Das sieht man in der Schulbehörde völlig anders: „Die steigenden Zahlen sind keineswegs ein Zeichen für mehr Gewalt, sondern vielmehr ein Zeichen dafür, dass heute wesentlich genauer hingeguckt wird“, sagt Senator Ties Rabe (SPD).

Auch habe sich der Anstieg der Zahlen abgeschwächt, und es gebe kaum mehr schwere Gewaltvorfälle.
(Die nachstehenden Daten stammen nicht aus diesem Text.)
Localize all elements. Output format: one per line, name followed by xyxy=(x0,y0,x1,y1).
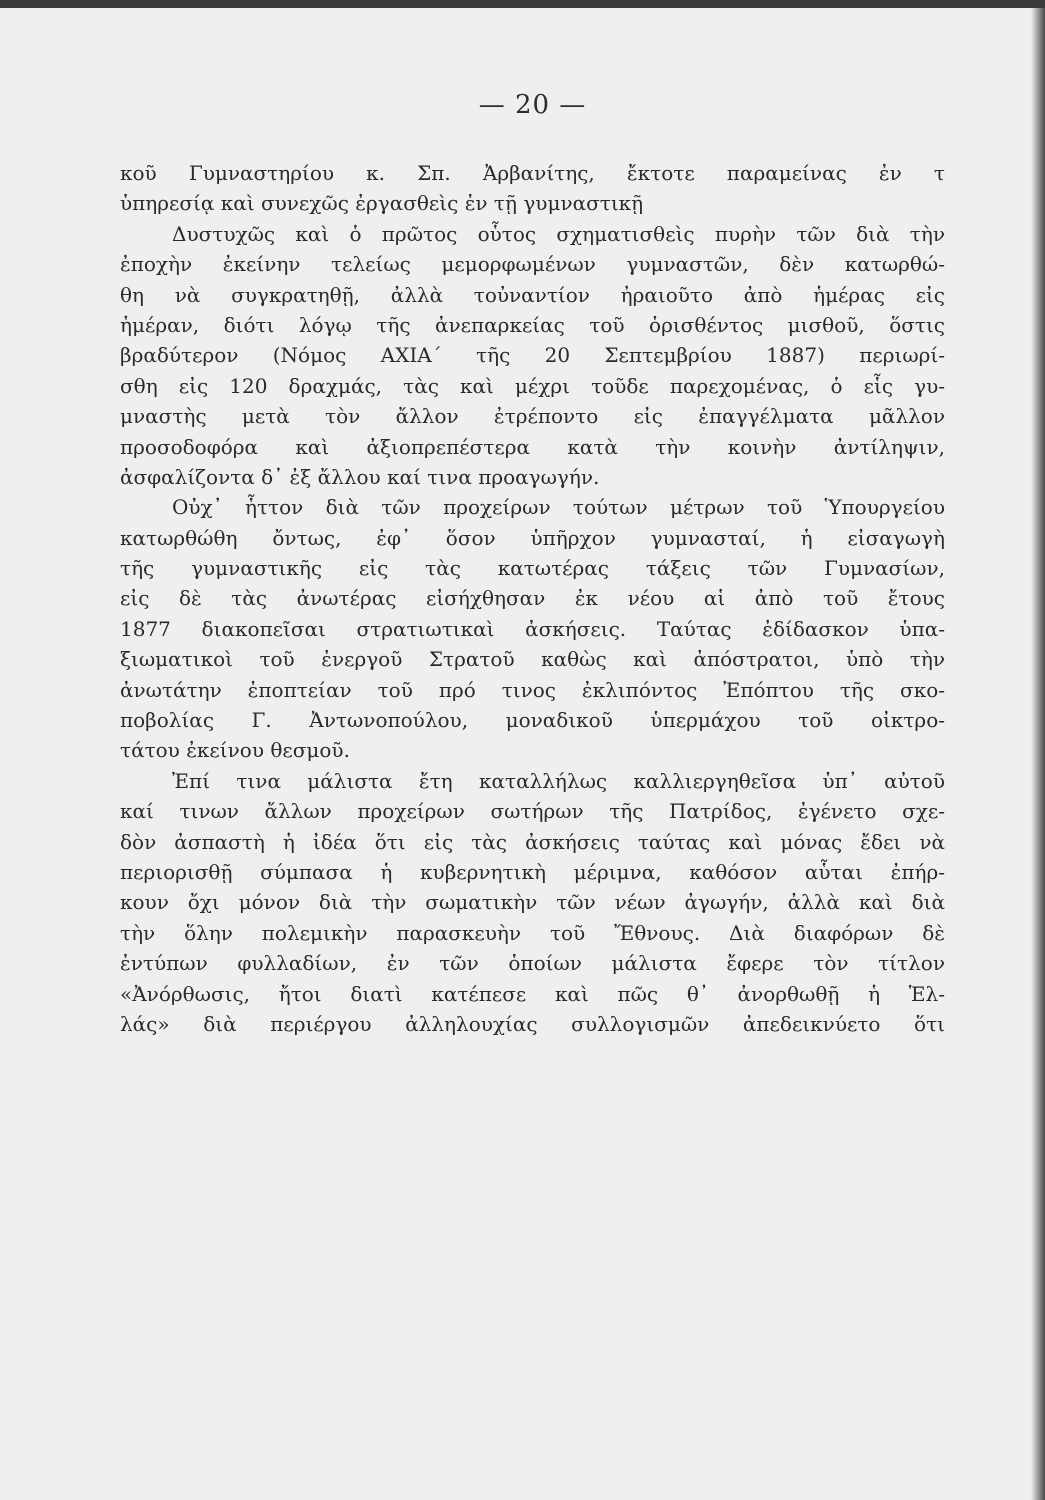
paragraph xyxy=(120,492,945,766)
text-line: Δυστυχῶς καὶ ὁ πρῶτος οὗτος σχηματισθεὶς πυρὴν τῶν διὰ τὴν xyxy=(172,221,945,246)
text-line: τὴν ὅλην πολεμικὴν παρασκευὴν τοῦ Ἔθνους. Διὰ διαφόρων δὲ xyxy=(120,920,945,945)
page-edge-shadow xyxy=(1031,8,1045,1500)
text-line: εἰς δὲ τὰς ἀνωτέρας εἰσήχθησαν ἐκ νέου αἱ ἀπὸ τοῦ ἔτους xyxy=(120,586,945,611)
text-line: τῆς γυμναστικῆς εἰς τὰς κατωτέρας τάξεις τῶν Γυμνασίων, xyxy=(120,556,945,581)
text-line: ἀνωτάτην ἐποπτείαν τοῦ πρό τινος ἐκλιπόντος Ἐπόπτου τῆς σκο- xyxy=(120,677,945,702)
text-line: ποβολίας Γ. Ἀντωνοπούλου, μοναδικοῦ ὑπερμάχου τοῦ οἰκτρο- xyxy=(120,708,945,733)
body-text xyxy=(120,158,945,1039)
text-line: ὑπηρεσίᾳ καὶ συνεχῶς ἐργασθεὶς ἐν τῇ γυμναστικῇ xyxy=(120,191,644,216)
text-line: θη νὰ συγκρατηθῇ, ἀλλὰ τοὐναντίον ἠραιοῦτο ἀπὸ ἡμέρας εἰς xyxy=(120,282,945,307)
text-line: ἀσφαλίζοντα δ᾽ ἐξ ἄλλου καί τινα προαγωγήν. xyxy=(120,464,600,489)
scanned-page xyxy=(0,8,1045,1500)
text-line: βραδύτερον (Νόμος ΑΧΙΑ΄ τῆς 20 Σεπτεμβρίου 1887) περιωρί- xyxy=(120,343,945,368)
paragraph xyxy=(120,219,945,493)
text-line: δὸν ἀσπαστὴ ἡ ἰδέα ὅτι εἰς τὰς ἀσκήσεις ταύτας καὶ μόνας ἔδει νὰ xyxy=(120,829,945,854)
text-line: ἡμέραν, διότι λόγῳ τῆς ἀνεπαρκείας τοῦ ὁρισθέντος μισθοῦ, ὅστις xyxy=(120,312,945,337)
text-line: 1877 διακοπεῖσαι στρατιωτικαὶ ἀσκήσεις. Ταύτας ἐδίδασκον ὑπα- xyxy=(120,616,945,641)
text-line: λάς» διὰ περιέργου ἀλληλουχίας συλλογισμῶν ἀπεδεικνύετο ὅτι xyxy=(120,1011,945,1036)
text-line: «Ἀνόρθωσις, ἤτοι διατὶ κατέπεσε καὶ πῶς θ᾽ ἀνορθωθῇ ἡ Ἑλ- xyxy=(120,981,945,1006)
text-line: περιορισθῇ σύμπασα ἡ κυβερνητικὴ μέριμνα, καθόσον αὗται ἐπήρ- xyxy=(120,859,945,884)
text-line: ξιωματικοὶ τοῦ ἐνεργοῦ Στρατοῦ καθὼς καὶ ἀπόστρατοι, ὑπὸ τὴν xyxy=(120,647,945,672)
text-line: κατωρθώθη ὄντως, ἐφ᾽ ὅσον ὑπῆρχον γυμνασταί, ἡ εἰσαγωγὴ xyxy=(120,525,945,550)
text-line: τάτου ἐκείνου θεσμοῦ. xyxy=(120,738,350,763)
text-line: κοῦ Γυμναστηρίου κ. Σπ. Ἀρβανίτης, ἔκτοτε παραμείνας ἐν τ xyxy=(120,161,945,185)
text-line: κουν ὄχι μόνον διὰ τὴν σωματικὴν τῶν νέων ἀγωγήν, ἀλλὰ καὶ διὰ xyxy=(120,890,945,915)
text-line: μναστὴς μετὰ τὸν ἄλλον ἐτρέποντο εἰς ἐπαγγέλματα μᾶλλον xyxy=(120,404,945,429)
text-line: Ἐπί τινα μάλιστα ἔτη καταλλήλως καλλιεργηθεῖσα ὑπ᾽ αὐτοῦ xyxy=(172,768,945,793)
page-number: — 20 — xyxy=(478,90,587,120)
text-line: ἐποχὴν ἐκείνην τελείως μεμορφωμένων γυμναστῶν, δὲν κατωρθώ- xyxy=(120,252,945,277)
text-line: ἐντύπων φυλλαδίων, ἐν τῶν ὁποίων μάλιστα ἔφερε τὸν τίτλον xyxy=(120,951,945,976)
text-line: Οὐχ᾽ ἧττον διὰ τῶν προχείρων τούτων μέτρων τοῦ Ὑπουργείου xyxy=(172,495,945,520)
text-line: σθη εἰς 120 δραχμάς, τὰς καὶ μέχρι τοῦδε παρεχομένας, ὁ εἷς γυ- xyxy=(120,373,945,398)
text-line: καί τινων ἄλλων προχείρων σωτήρων τῆς Πατρίδος, ἐγένετο σχε- xyxy=(120,799,945,824)
paragraph xyxy=(120,766,945,1040)
text-line: προσοδοφόρα καὶ ἀξιοπρεπέστερα κατὰ τὴν κοινὴν ἀντίληψιν, xyxy=(120,434,945,459)
paragraph xyxy=(120,158,945,219)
Gestiegen seien vielmehr die Meldungen von geringfügigeren Gewaltvorfällen, von 662 in 2010/11 auf jetzt 822. „Wir haben mit mehreren Initiativen die Schulen aufgefordert, Gewaltvorfälle nicht länger zu verschweigen, damit unsere Beratungslehrkräfte zielgenauer helfen können“, so Rabe. „Heute wird genauer hingeguckt, Fußtritte und Schläge werden nicht als schulübliches Gerangel abgetan, sondern immer häufiger den Beratungslehrkräften und der Schulleitung gemeldet.“ Rabe scheinen die Zahlen sogar noch „ungewöhnlich niedrig“: Es sei unwahrscheinlich, dass es unter mehr als 50.000 Gymnasiasten in einem ganzen Jahr nur 41 Rangeleien und Prügeleien gegeben haben soll.
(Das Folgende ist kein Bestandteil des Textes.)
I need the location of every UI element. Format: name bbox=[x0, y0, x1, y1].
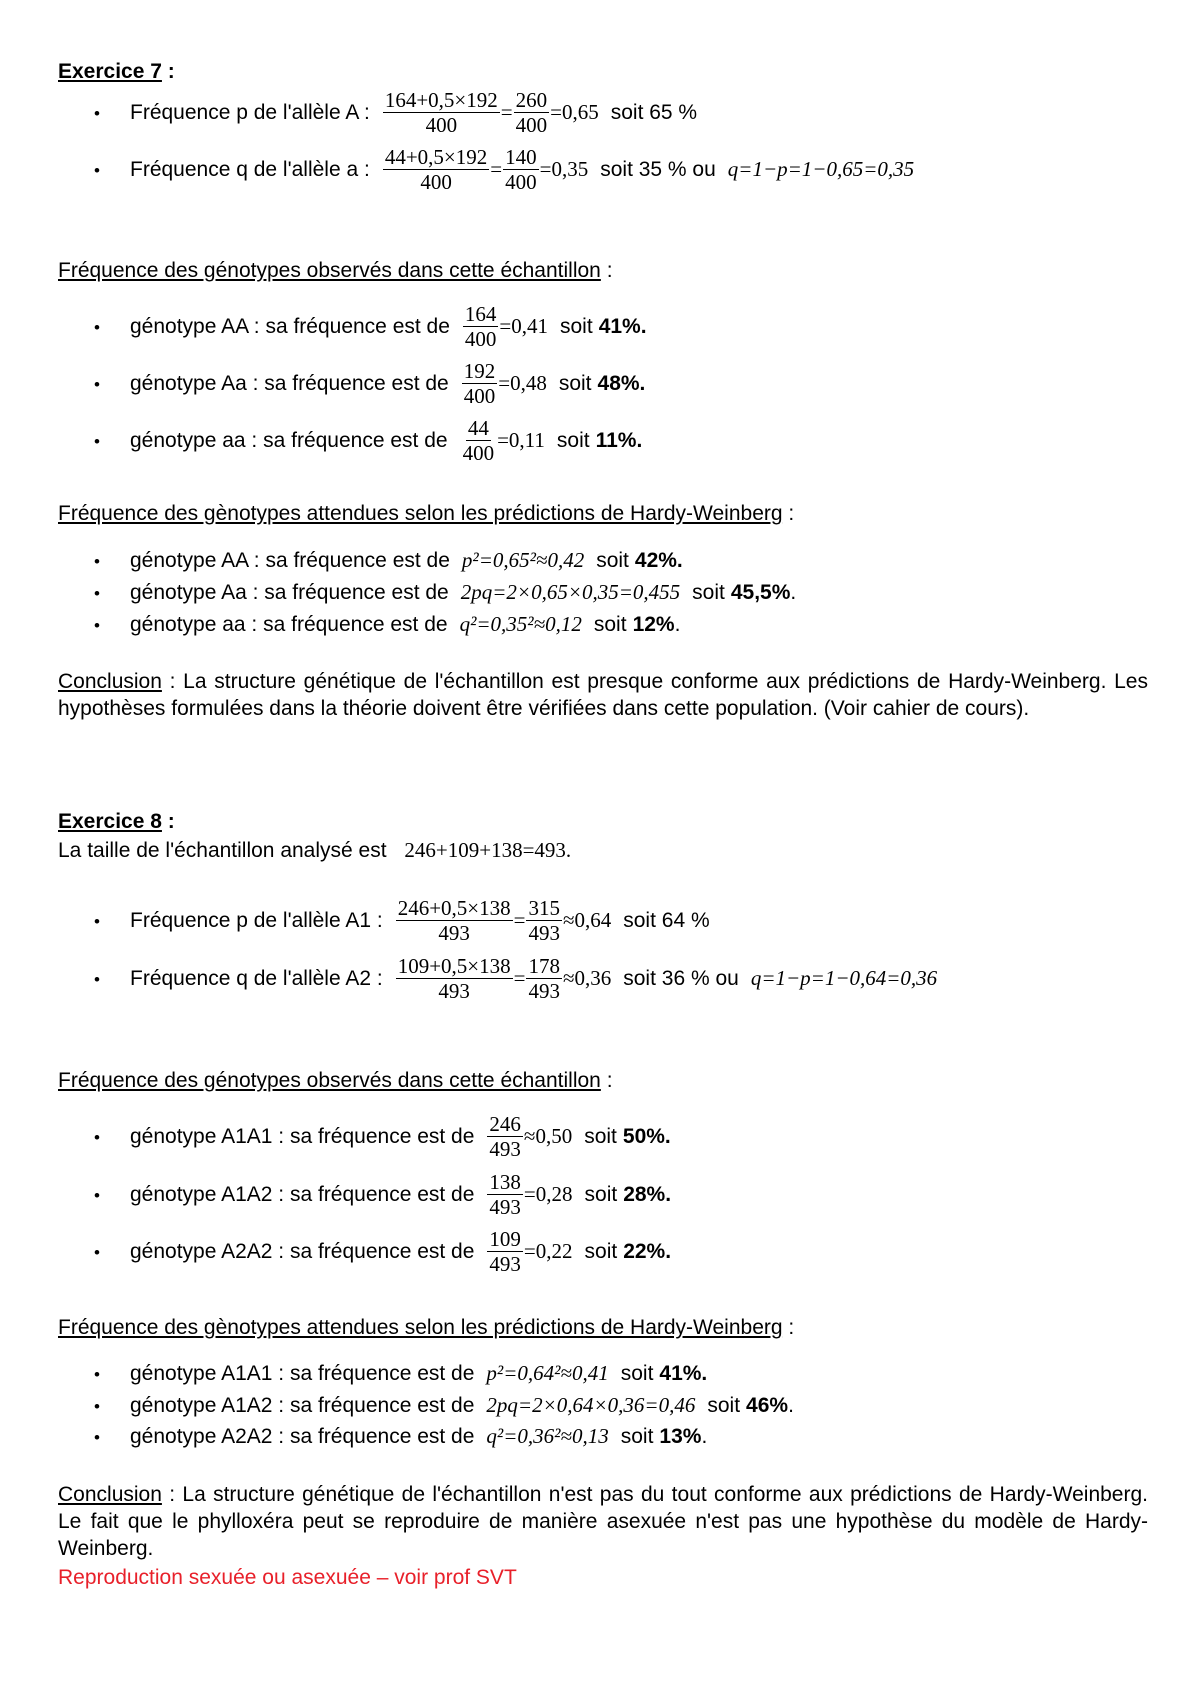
ex8-q-fraction: $\frac{109+0,5\times 138}{493}$ bbox=[397, 954, 511, 1003]
bullet-icon: • bbox=[94, 970, 100, 989]
fraction: $\frac{192}{400}$ bbox=[463, 359, 496, 408]
ex7-exp-item: génotype Aa : sa fréquence est de 2pq=2×0,65×0,35=0,455 soit 45,5% . bbox=[130, 580, 797, 604]
bullet-icon: • bbox=[94, 552, 100, 571]
ex7-p-fraction2: $\frac{260}{400}$ bbox=[515, 88, 548, 137]
ex7-exp-item: génotype aa : sa fréquence est de q²=0,35²≈0,12 soit 12% . bbox=[130, 612, 681, 636]
fraction: $\frac{246}{493}$ bbox=[489, 1112, 521, 1161]
bullet-icon: • bbox=[94, 616, 100, 635]
ex8-exp-heading: Fréquence des gènotypes attendues selon les prédictions de Hardy-Weinberg : bbox=[58, 1316, 795, 1339]
bullet-icon: • bbox=[94, 1428, 100, 1447]
ex7-obs-item: génotype aa : sa fréquence est de $\frac{44}{400}$ =0,11 soit 11%. bbox=[130, 416, 643, 465]
ex8-p-fraction: $\frac{246+0,5\times 138}{493}$ bbox=[397, 896, 511, 945]
bullet-icon: • bbox=[94, 375, 100, 394]
ex7-title: Exercice 7 : bbox=[58, 60, 175, 83]
bullet-icon: • bbox=[94, 912, 100, 931]
ex7-p-fraction: $\frac{164+0,5\times 192}{400}$ bbox=[384, 88, 498, 137]
ex7-obs-heading: Fréquence des génotypes observés dans cette échantillon : bbox=[58, 259, 613, 282]
bullet-icon: • bbox=[94, 104, 100, 123]
ex8-title: Exercice 8 : bbox=[58, 810, 175, 833]
ex8-obs-item: génotype A1A1 : sa fréquence est de $\frac{246}{493}$ ≈0,50 soit 50%. bbox=[130, 1112, 671, 1161]
ex8-p-line: Fréquence p de l'allèle A1 : $\frac{246+0,5\times 138}{493}$ = $\frac{315}{493}$ ≈0,64 soit 64 % bbox=[130, 896, 710, 945]
ex7-obs-item: génotype AA : sa fréquence est de $\frac{164}{400}$ =0,41 soit 41%. bbox=[130, 302, 647, 351]
ex8-size-line: La taille de l'échantillon analysé est 246+109+138=493. bbox=[58, 838, 572, 862]
ex8-exp-item: génotype A1A1 : sa fréquence est de p²=0,64²≈0,41 soit 41%. bbox=[130, 1361, 708, 1385]
bullet-icon: • bbox=[94, 1397, 100, 1416]
ex7-q-label: Fréquence q de l'allèle a : bbox=[130, 157, 370, 181]
ex7-obs-item: génotype Aa : sa fréquence est de $\frac{192}{400}$ =0,48 soit 48%. bbox=[130, 359, 646, 408]
ex7-q-alt: q=1−p=1−0,65=0,35 bbox=[727, 157, 915, 181]
ex7-q-fraction: $\frac{44+0,5\times 192}{400}$ bbox=[384, 145, 488, 194]
bullet-icon: • bbox=[94, 1243, 100, 1262]
ex8-q-line: Fréquence q de l'allèle A2 : $\frac{109+0,5\times 138}{493}$ = $\frac{178}{493}$ ≈0,36 soit 36 % ou q=1−p=1−0,64=0,36 bbox=[130, 954, 938, 1003]
ex8-obs-heading: Fréquence des génotypes observés dans cette échantillon : bbox=[58, 1069, 613, 1092]
fraction: $\frac{109}{493}$ bbox=[489, 1227, 521, 1276]
ex8-obs-item: génotype A2A2 : sa fréquence est de $\frac{109}{493}$ =0,22 soit 22%. bbox=[130, 1227, 672, 1276]
ex7-title-text: Exercice 7 bbox=[58, 60, 162, 83]
ex8-exp-item: génotype A2A2 : sa fréquence est de q²=0,36²≈0,13 soit 13% . bbox=[130, 1424, 708, 1448]
bullet-icon: • bbox=[94, 1365, 100, 1384]
ex8-teacher-note: Reproduction sexuée ou asexuée – voir prof SVT bbox=[58, 1566, 517, 1589]
bullet-icon: • bbox=[94, 584, 100, 603]
ex8-title-text: Exercice 8 bbox=[58, 810, 162, 833]
fraction: $\frac{164}{400}$ bbox=[464, 302, 497, 351]
ex8-conclusion: Conclusion : La structure génétique de l'échantillon n'est pas du tout conforme aux prédictions de Hardy-Weinberg. Le fait que le phylloxéra peut se reproduire de manière asexuée n'est pas une hypothèse du modèle de Hardy-Weinberg. bbox=[58, 1483, 1148, 1560]
bullet-icon: • bbox=[94, 1186, 100, 1205]
ex7-q-fraction2: $\frac{140}{400}$ bbox=[505, 145, 537, 194]
ex8-obs-item: génotype A1A2 : sa fréquence est de $\frac{138}{493}$ =0,28 soit 28%. bbox=[130, 1170, 672, 1219]
bullet-icon: • bbox=[94, 1128, 100, 1147]
ex7-exp-heading: Fréquence des gènotypes attendues selon les prédictions de Hardy-Weinberg : bbox=[58, 502, 795, 525]
bullet-icon: • bbox=[94, 432, 100, 451]
ex8-p-fraction2: $\frac{315}{493}$ bbox=[528, 896, 560, 945]
ex8-exp-item: génotype A1A2 : sa fréquence est de 2pq=2×0,64×0,36=0,46 soit 46% . bbox=[130, 1393, 794, 1417]
bullet-icon: • bbox=[94, 318, 100, 337]
ex7-exp-item: génotype AA : sa fréquence est de p²=0,65²≈0,42 soit 42%. bbox=[130, 548, 683, 572]
fraction: $\frac{44}{400}$ bbox=[462, 416, 495, 465]
fraction: $\frac{138}{493}$ bbox=[489, 1170, 521, 1219]
bullet-icon: • bbox=[94, 161, 100, 180]
ex7-q-line: Fréquence q de l'allèle a : $\frac{44+0,5\times 192}{400}$ = $\frac{140}{400}$ =0,35 soit 35 % ou q=1−p=1−0,65=0,35 bbox=[130, 145, 915, 194]
ex7-p-line: Fréquence p de l'allèle A : $\frac{164+0,5\times 192}{400}$ = $\frac{260}{400}$ =0,65 soit 65 % bbox=[130, 88, 698, 137]
ex7-p-label: Fréquence p de l'allèle A : bbox=[130, 100, 370, 124]
ex8-q-fraction2: $\frac{178}{493}$ bbox=[528, 954, 560, 1003]
ex7-conclusion: Conclusion : La structure génétique de l'échantillon est presque conforme aux prédictions de Hardy-Weinberg. Les hypothèses formulées dans la théorie doivent être vérifiées dans cette population. (Voir cahier de cours). bbox=[58, 670, 1148, 720]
Rückhalt bekommt Rabe vom Kriminologen Professor Christian Pfeiffer. Nur vordergründig habe die Gewalt an Schulen in Hamburg zugenommen, sagt der Leiter des Kriminologischen Forschungsinstituts Niedersachsen. Im Abstand von fünf Jahren durchgeführte Dunkelfeldstudien in mehreren deutschen Städten bestätigten, dass bundesweit die Gewalt an Schulen zurückgehe. Wenn in Hamburg nun mehr Straftaten angezeigt werden, so spreche dies vermutlich für eine erhöhte Anzeigebereitschaft, so Pfeiffer. Daten der kommunalen Unfallversicherungsverbände über Schüler, die bei Gewalttaten mittel- oder schwer verletzt wurden, zeigten, dass die Zahl der krankenhausreif geschlagenen Schüler seit 1997 um 61 Prozent gesunken sei, sagt Pfeiffer.